Speedway SwaybarA little before going widebody I added a 1 1/4" hollow swaybar with splined ends. We've thought about this as a Ronin project but it's really too much work to make it an easy bolt in solution so I figured I'd post the info here instead.

What's with the black spacer thing? We'll get to that in a second...
Picked up the bar and ends from an FC race car that was parting out locally. Strangely the bar as purchased was about 40" long and I needed 36" to let me turn the wheels at full lock (pretty sure the former owner couldn't do it). The upside is that Speedway Engineering turned out to be local to me and I got it cut down and resplined for not a lot of money.
36" length puts the end about an 1/8" from rubbing the wheel wells so it's tight and it meant I needed to trim the edges of my frame rails...
Before:

After:

Basic pieces (thanks to Mike for the powder coating assist to match my brakes.)

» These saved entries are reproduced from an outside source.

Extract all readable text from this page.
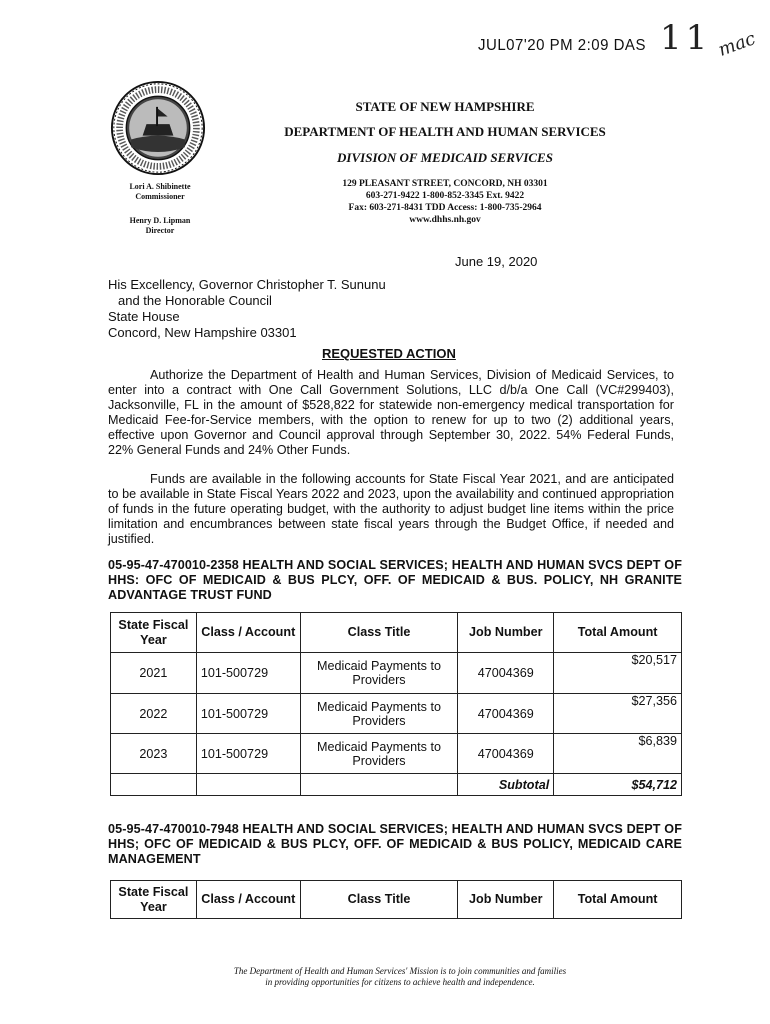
JUL07'20 PM 2:09 DAS 11 mac
Lori A. Shibinette
Commissioner
Henry D. Lipman
Director
STATE OF NEW HAMPSHIRE
DEPARTMENT OF HEALTH AND HUMAN SERVICES
DIVISION OF MEDICAID SERVICES
129 PLEASANT STREET, CONCORD, NH 03301
603-271-9422 1-800-852-3345 Ext. 9422
Fax: 603-271-8431 TDD Access: 1-800-735-2964
www.dhhs.nh.gov
June 19, 2020
His Excellency, Governor Christopher T. Sununu
and the Honorable Council
State House
Concord, New Hampshire 03301
REQUESTED ACTION
Authorize the Department of Health and Human Services, Division of Medicaid Services, to enter into a contract with One Call Government Solutions, LLC d/b/a One Call (VC#299403), Jacksonville, FL in the amount of $528,822 for statewide non-emergency medical transportation for Medicaid Fee-for-Service members, with the option to renew for up to two (2) additional years, effective upon Governor and Council approval through September 30, 2022. 54% Federal Funds, 22% General Funds and 24% Other Funds.
Funds are available in the following accounts for State Fiscal Year 2021, and are anticipated to be available in State Fiscal Years 2022 and 2023, upon the availability and continued appropriation of funds in the future operating budget, with the authority to adjust budget line items within the price limitation and encumbrances between state fiscal years through the Budget Office, if needed and justified.
05-95-47-470010-2358 HEALTH AND SOCIAL SERVICES; HEALTH AND HUMAN SVCS DEPT OF HHS: OFC OF MEDICAID & BUS PLCY, OFF. OF MEDICAID & BUS. POLICY, NH GRANITE ADVANTAGE TRUST FUND
State Fiscal Year	Class / Account	Class Title	Job Number	Total Amount
2021	101-500729	Medicaid Payments to Providers	47004369	$20,517
2022	101-500729	Medicaid Payments to Providers	47004369	$27,356
2023	101-500729	Medicaid Payments to Providers	47004369	$6,839
			Subtotal	$54,712
05-95-47-470010-7948 HEALTH AND SOCIAL SERVICES; HEALTH AND HUMAN SVCS DEPT OF HHS; OFC OF MEDICAID & BUS PLCY, OFF. OF MEDICAID & BUS POLICY, MEDICAID CARE MANAGEMENT
State Fiscal Year	Class / Account	Class Title	Job Number	Total Amount
The Department of Health and Human Services' Mission is to join communities and families
in providing opportunities for citizens to achieve health and independence.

The steel plates were my means of tying in an extra nut so I now have three swaybar mount holes. Stock hardware positions are still accessible plus I now have an extra hole further back for the new hardware spacing. McMaster supplied the bearings...
http://www.mcmaster.com/#catalog/117/1146/=c7na70 part number 3813T18

So that part about cutting down the bar? Well that meant my arms were now bent wrong and didn't land over the control arms correctly. rather than try to rebend I made little tower spacers out of 1/8" steel (already painted in the first picture). Shot glasses anyone?

Bar has ~1/4" clearance all the way across the bottom relative to hard parts. However the straight run meant I was rubbing my oil cooler lines by a hair. Built a couple little sacrificial wear parts out of a PVC coupler to be safe.


One more shot of the end result (there's also PVC as a spacer between arms and bearings on both sides to keep it centered so it can't slide side to side and rub.)

The last thing I'll mention on fitment is that if you're running low and take a healty bump while close to lock you can bind up your steering rod on the lower surface. I was only able to do this (and barely at that) when really romping through a stoplight about to turn red but I ended up notching the bottom surface of each arm by about 1/4" to give me a touch more space. No pics but it was basically just carved out using a 2" diameter sanding drum to keep stress risers to a minimum.
Previously the best swaybar setup I'd tried was using an RB front bar with a stock rear bar (~20 lbs total). This weights ~6 lbs, that's the big upside. That said, their are probably easier ways to drop 10 lbs. For me the added bonus is that I set this up so the torsional spring rate of my setup is just a touch lower than the RB bar so I don't run a rear sway anymore either.
For reference
-stock FC swaybar (s5 na) is 0.95" diameter = 546 lbf/in differential compression side to side
-RB bar 1.13" diameter = 1074 lbf/in side to side
-speedway bar 1.25 OD, 1/8 wall = 966 lbf/in side to side (when used with a 7" lever arm).
End of story: the cornering balance is still right where I like it. Having played at a few autocrosses since I can say that it seems to work nicely.